Harikumar Sankaran, Anh Nguyen and Jayashree Harikumar
The purpose of this paper is to examine the relation between extreme return correlation and return volatility, in the context of US stock indexes, by detecting clusters of extreme…
Abstract
Purpose
The purpose of this paper is to examine the relation between extreme return correlation and return volatility, in the context of US stock indexes, by detecting clusters of extreme returns using return and volatility thresholds based on an algorithm suggested in Laurini.
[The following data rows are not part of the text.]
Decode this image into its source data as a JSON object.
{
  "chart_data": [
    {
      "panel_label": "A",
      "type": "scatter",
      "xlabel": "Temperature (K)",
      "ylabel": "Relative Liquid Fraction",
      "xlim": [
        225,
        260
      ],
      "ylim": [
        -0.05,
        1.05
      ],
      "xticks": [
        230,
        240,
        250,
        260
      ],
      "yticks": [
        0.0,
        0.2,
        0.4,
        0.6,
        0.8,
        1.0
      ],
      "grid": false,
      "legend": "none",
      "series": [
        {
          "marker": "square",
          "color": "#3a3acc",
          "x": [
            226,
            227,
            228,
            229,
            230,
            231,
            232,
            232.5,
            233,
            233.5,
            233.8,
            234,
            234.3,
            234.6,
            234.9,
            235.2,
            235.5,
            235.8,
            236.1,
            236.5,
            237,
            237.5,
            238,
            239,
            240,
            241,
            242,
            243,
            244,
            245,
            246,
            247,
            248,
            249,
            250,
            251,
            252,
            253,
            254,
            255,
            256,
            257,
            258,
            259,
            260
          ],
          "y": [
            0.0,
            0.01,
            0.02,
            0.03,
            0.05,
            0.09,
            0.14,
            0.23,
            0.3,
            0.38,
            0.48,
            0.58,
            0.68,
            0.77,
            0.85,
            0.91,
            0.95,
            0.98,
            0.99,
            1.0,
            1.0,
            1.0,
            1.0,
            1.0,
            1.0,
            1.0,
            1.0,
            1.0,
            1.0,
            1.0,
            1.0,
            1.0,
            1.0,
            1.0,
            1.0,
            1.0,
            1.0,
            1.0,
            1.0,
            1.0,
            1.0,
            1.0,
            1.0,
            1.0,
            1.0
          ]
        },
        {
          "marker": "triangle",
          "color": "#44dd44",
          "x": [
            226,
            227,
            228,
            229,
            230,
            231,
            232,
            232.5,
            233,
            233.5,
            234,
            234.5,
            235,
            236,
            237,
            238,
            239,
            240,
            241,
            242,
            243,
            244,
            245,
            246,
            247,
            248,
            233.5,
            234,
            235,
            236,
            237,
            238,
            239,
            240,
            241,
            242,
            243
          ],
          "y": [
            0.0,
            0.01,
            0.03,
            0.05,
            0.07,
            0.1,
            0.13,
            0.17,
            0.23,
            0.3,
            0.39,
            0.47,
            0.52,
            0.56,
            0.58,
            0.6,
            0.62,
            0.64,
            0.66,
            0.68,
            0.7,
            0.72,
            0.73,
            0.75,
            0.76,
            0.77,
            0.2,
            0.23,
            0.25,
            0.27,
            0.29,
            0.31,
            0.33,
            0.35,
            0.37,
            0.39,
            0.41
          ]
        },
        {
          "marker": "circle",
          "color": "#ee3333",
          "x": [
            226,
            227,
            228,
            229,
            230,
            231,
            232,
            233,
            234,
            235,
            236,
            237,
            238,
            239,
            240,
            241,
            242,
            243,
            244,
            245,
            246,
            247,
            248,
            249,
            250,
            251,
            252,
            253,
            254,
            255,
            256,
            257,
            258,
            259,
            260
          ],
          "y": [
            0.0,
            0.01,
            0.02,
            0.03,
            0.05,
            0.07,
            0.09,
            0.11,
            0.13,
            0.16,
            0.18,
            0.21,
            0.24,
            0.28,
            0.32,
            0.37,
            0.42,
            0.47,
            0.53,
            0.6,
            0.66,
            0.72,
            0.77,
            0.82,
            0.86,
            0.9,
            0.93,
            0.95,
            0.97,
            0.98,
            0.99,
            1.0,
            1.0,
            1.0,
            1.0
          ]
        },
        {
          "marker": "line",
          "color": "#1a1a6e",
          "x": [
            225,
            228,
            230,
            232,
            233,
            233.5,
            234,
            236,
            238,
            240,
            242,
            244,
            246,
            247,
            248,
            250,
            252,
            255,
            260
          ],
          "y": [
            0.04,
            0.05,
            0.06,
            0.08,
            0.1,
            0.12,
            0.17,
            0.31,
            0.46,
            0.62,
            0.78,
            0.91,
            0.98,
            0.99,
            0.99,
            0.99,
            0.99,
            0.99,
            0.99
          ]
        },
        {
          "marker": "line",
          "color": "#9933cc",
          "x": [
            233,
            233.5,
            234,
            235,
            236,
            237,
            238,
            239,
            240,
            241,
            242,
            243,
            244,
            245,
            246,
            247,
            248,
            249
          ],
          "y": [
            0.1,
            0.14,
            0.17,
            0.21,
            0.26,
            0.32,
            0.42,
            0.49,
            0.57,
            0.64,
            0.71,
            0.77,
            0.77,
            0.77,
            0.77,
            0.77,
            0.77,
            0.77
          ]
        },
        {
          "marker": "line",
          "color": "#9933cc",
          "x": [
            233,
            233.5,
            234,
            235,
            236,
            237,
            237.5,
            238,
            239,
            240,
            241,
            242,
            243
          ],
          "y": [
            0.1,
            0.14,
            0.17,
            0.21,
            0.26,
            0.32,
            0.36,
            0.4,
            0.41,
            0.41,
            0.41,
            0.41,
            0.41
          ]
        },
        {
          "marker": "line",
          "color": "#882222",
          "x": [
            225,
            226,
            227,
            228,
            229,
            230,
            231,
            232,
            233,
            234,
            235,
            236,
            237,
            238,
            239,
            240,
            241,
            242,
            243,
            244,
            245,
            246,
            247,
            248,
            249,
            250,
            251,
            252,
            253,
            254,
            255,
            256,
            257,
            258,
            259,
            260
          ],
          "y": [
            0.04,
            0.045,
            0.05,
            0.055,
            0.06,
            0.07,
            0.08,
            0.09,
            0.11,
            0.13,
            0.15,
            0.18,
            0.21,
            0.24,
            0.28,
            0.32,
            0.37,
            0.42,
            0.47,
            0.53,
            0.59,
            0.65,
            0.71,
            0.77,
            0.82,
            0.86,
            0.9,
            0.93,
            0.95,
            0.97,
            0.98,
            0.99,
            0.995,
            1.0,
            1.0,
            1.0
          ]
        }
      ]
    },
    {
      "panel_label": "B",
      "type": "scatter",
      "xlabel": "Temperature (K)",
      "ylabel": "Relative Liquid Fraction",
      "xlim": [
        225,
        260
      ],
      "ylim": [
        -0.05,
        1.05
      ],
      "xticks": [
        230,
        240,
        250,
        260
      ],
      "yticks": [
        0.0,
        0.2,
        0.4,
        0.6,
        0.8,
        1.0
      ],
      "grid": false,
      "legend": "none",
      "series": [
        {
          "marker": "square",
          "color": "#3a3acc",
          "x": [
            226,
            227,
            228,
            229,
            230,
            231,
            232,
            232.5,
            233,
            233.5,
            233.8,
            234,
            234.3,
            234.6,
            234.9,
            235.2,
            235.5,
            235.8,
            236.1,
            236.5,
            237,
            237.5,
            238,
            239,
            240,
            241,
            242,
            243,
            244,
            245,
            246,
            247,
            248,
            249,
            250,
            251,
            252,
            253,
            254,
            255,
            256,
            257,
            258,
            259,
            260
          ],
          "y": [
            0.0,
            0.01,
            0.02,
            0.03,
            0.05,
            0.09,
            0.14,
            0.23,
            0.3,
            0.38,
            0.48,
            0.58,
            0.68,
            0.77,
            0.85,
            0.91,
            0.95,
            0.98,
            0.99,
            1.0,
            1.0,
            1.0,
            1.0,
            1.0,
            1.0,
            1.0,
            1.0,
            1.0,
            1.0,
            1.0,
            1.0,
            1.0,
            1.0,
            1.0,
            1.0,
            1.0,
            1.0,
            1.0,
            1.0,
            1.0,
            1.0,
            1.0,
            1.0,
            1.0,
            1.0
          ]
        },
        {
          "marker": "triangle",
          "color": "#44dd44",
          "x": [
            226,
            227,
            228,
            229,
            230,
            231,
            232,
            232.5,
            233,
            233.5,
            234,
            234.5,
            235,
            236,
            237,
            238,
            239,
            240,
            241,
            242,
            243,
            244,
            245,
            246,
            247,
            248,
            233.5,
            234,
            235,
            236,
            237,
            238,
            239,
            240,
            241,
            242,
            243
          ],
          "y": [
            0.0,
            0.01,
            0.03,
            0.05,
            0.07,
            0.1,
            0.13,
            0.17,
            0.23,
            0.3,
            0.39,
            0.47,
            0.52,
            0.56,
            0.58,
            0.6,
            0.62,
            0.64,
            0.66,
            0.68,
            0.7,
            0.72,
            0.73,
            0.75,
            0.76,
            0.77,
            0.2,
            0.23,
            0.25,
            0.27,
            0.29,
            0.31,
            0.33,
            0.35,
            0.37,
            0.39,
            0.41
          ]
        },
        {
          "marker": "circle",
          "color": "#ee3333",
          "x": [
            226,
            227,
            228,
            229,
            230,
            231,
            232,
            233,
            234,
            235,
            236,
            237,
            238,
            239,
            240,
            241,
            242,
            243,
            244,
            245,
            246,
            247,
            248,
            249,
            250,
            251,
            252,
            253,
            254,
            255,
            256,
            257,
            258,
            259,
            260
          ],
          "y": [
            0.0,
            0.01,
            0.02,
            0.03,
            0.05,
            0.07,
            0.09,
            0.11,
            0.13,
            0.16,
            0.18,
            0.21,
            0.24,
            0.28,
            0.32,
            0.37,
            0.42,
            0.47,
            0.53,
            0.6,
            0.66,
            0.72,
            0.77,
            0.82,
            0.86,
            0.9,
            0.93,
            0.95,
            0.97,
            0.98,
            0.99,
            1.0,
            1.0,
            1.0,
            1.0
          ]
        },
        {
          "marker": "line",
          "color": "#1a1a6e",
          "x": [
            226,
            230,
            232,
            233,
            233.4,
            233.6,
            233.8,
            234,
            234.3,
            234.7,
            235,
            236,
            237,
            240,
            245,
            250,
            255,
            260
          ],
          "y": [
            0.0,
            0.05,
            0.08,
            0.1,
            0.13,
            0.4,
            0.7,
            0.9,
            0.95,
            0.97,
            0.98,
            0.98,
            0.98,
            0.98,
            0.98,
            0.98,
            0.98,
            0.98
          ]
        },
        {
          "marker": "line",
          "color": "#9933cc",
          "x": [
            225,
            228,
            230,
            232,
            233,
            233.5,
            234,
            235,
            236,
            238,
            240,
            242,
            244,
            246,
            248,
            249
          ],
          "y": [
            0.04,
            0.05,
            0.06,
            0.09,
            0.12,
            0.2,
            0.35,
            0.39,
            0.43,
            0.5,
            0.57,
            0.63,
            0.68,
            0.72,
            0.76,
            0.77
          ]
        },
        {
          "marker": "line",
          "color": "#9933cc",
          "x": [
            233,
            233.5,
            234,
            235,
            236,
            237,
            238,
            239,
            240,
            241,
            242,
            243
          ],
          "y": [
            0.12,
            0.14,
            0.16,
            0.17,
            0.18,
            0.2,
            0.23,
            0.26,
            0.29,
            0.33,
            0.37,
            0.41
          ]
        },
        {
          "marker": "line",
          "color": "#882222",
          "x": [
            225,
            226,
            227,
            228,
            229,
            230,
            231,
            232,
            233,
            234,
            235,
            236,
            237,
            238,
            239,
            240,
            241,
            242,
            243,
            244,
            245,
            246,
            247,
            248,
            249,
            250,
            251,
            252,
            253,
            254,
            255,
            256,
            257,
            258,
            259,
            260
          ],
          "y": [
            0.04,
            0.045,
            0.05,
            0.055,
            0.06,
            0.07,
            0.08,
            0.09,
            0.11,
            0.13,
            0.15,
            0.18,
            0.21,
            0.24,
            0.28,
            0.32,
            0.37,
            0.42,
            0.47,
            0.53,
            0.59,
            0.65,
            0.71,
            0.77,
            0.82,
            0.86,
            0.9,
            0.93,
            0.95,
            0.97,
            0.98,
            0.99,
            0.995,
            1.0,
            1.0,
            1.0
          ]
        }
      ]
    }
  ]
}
Design/methodology/approach
The daily returns and conditional volatilities estimated using GARCH (1, 1) serve as inputs to the two threshold algorithm that detects extreme return clusters. The analysis of the relation between correlation and volatility is then based on the extent of overlapping extreme return clusters across DJIA, S&P 500 and NASDAQ composite.
Findings
It is found that the correlation positive extreme returns within overlapping clusters significantly increases with volatility between DJIA and S&P 500. The authors did not find any significant change in the pair‐wise correlation between the positive extreme returns within overlapping clusters in each of these indexes with those of NASDAQ composite.
Originality/value
Prior researches examine extreme returns by using a return threshold and have found mixed results on the relation between correlation and volatility. This paper examines the relation between correlation and volatility between clusters of extreme returns and provides consistent results that are of vital interest to investors.